Tous ces raisonnements, liés à notre organisation sociale, sont généralisés, naturalisés, étendus à toute l’humanité comme si elle était, toujours, faite de cela. Un anthropologue qui recevrait à coup sûr un prix Nobel d’anthropologie s’il existait (avis aux nouveaux Nobel qui voudraient laisser une trace dans l’histoire), Marshall Sahlins, a décidé dans les années 1960 de prendre à bras le corps cette question de la subsistance comme mode économique initial. Les chasseurs-cueilleurs étaient-ils en constante lutte pour survivre, face aux éléments, face aux animaux, face au dénuement technologique qui était leur condition initiale ?

La réponse de Sahlins, scientifique, a été élaborée à partir de sociétés étudiées par des anthropologues : notamment les San du Kalahari (Bushmen), les Inuits, les Yaghan de la Terre de Feu, les Hadza de Tanzanie, ou encore des Aborigènes d’Australie. Il ne s’agit donc pas de sociétés préhistoriques, mais de sociétés de chasseurs-cueilleurs qui vivent actuellement sur la planète. Chez eux, pas de dénuement subi, pas de lutte perpétuelle pour survivre, pas de menaces constantes contre lesquelles il faut se défendre, pas de guerres intestines pour l’acquisition des subsistances. Au contraire, presque terme à terme : quelques heures de travail (entre trois et cinq en moyenne) par jour pour assurer la subsistance du groupe ; des mécanismes de détermination préalable des parts de chacun ; un environnement, ou plutôt un lieu de vie, perçu comme abondant, ­regorgeant de ressources, mais avec lequel il faut savoir traiter, à la fois en termes de respect et de connaissance ; enfin, des échanges éventuels avec d’autres groupes pour assurer une diversification des denrées et de bonnes relations. 

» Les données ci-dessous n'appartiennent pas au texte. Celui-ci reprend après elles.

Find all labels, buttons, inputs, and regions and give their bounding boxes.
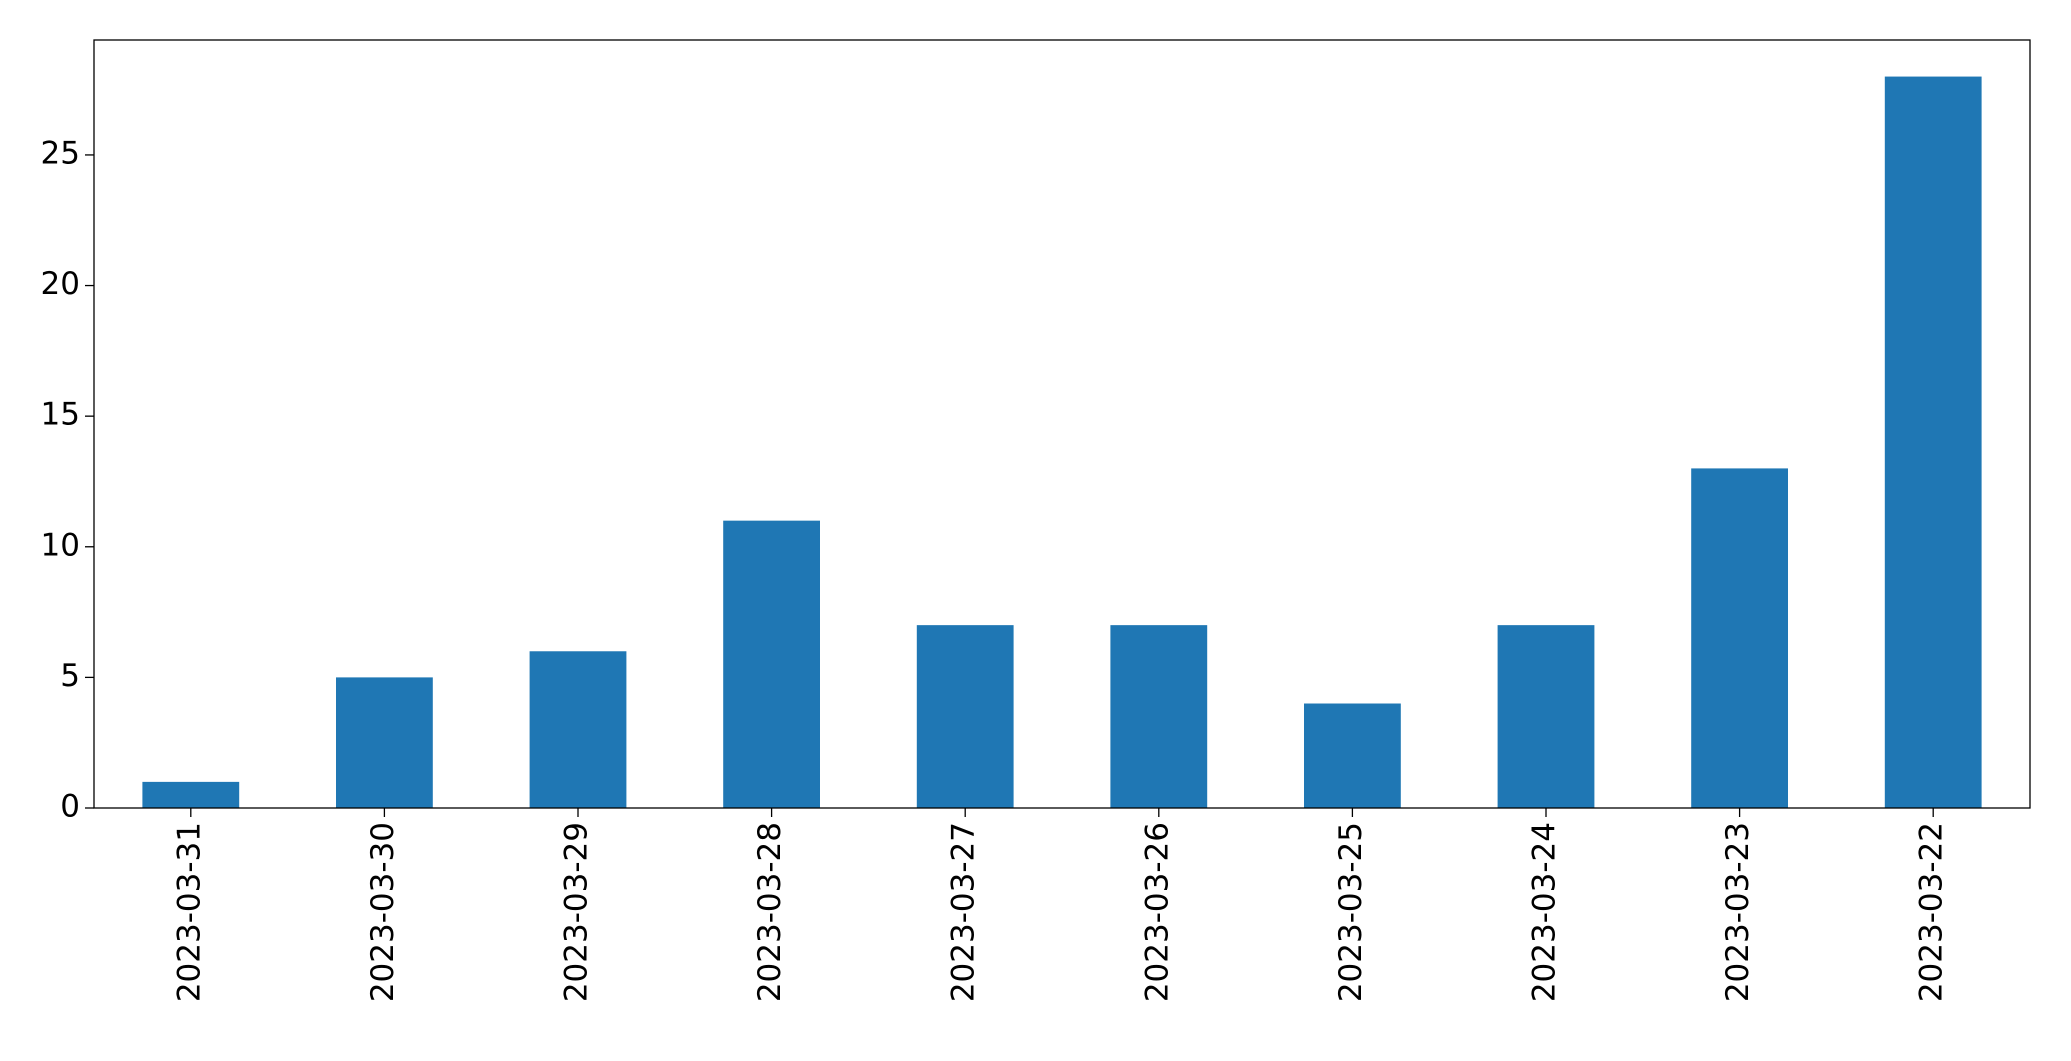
bar (1884, 76, 1982, 809)
bar (1110, 625, 1208, 808)
bar (916, 625, 1014, 808)
y-tick-label: 5 (60, 658, 80, 694)
y-tick-label: 20 (41, 266, 80, 302)
x-tick-label: 2023-03-31 (171, 822, 207, 1002)
bar (142, 781, 240, 808)
bar (723, 520, 820, 808)
y-tick-label: 0 (60, 789, 80, 825)
x-tick-label: 2023-03-23 (1720, 822, 1756, 1002)
bar (1691, 468, 1788, 808)
x-tick-label: 2023-03-30 (365, 822, 401, 1002)
x-tick-label: 2023-03-22 (1914, 822, 1950, 1002)
y-tick-label: 25 (41, 135, 80, 171)
y-tick-label: 10 (41, 527, 80, 563)
x-tick-label: 2023-03-27 (946, 822, 982, 1002)
y-tick-label: 15 (41, 397, 80, 433)
x-tick-label: 2023-03-26 (1139, 822, 1175, 1002)
x-tick-label: 2023-03-24 (1527, 822, 1563, 1002)
x-tick-label: 2023-03-29 (559, 822, 595, 1002)
plot-frame (93, 39, 2031, 809)
bar (529, 651, 627, 808)
x-tick-label: 2023-03-25 (1333, 822, 1369, 1002)
bar (1497, 625, 1595, 808)
bar (336, 677, 433, 808)
bar (1304, 703, 1401, 808)
x-tick-label: 2023-03-28 (752, 822, 788, 1002)
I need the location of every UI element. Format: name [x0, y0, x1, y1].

Évidemment, je résume à gros traits, et une telle image ­réactive celle du bon sauvage, image aussi fausse que celle d’humains à la merci d’un environnement hostile. Guerres, prédation mutuelle, difficultés collectives, famines… les maux ne manquent dans aucune société : mais, encore une fois, une écoute attentive de ce qui existe permet de s’ouvrir l’esprit, de remettre en cause les évidences, de dépasser ce qui pourrait paraître normal, naturel. 

Le mode de vie des chasseurs-cueilleurs n’est pas primitif, originel ou ancien, voire préhistorique. Il n’est pas meilleur ou moins bon que d’autres : il est limité objectivement dans le domaine de la production matérielle, mais il ne correspond pas à une pauvreté, chose qui induit une relation, un écart entre deux termes. Dans la mesure où la production est ajustée au besoin, Sahlins qualifie cette société de société d’abondance et, au fond, dit-il, c’est peut-être la seule, tant elle ­réduit à la plus grande simplicité l’organisation de l’oikos nomos (l’usage de la ressource, de l’avoir, de la propriété).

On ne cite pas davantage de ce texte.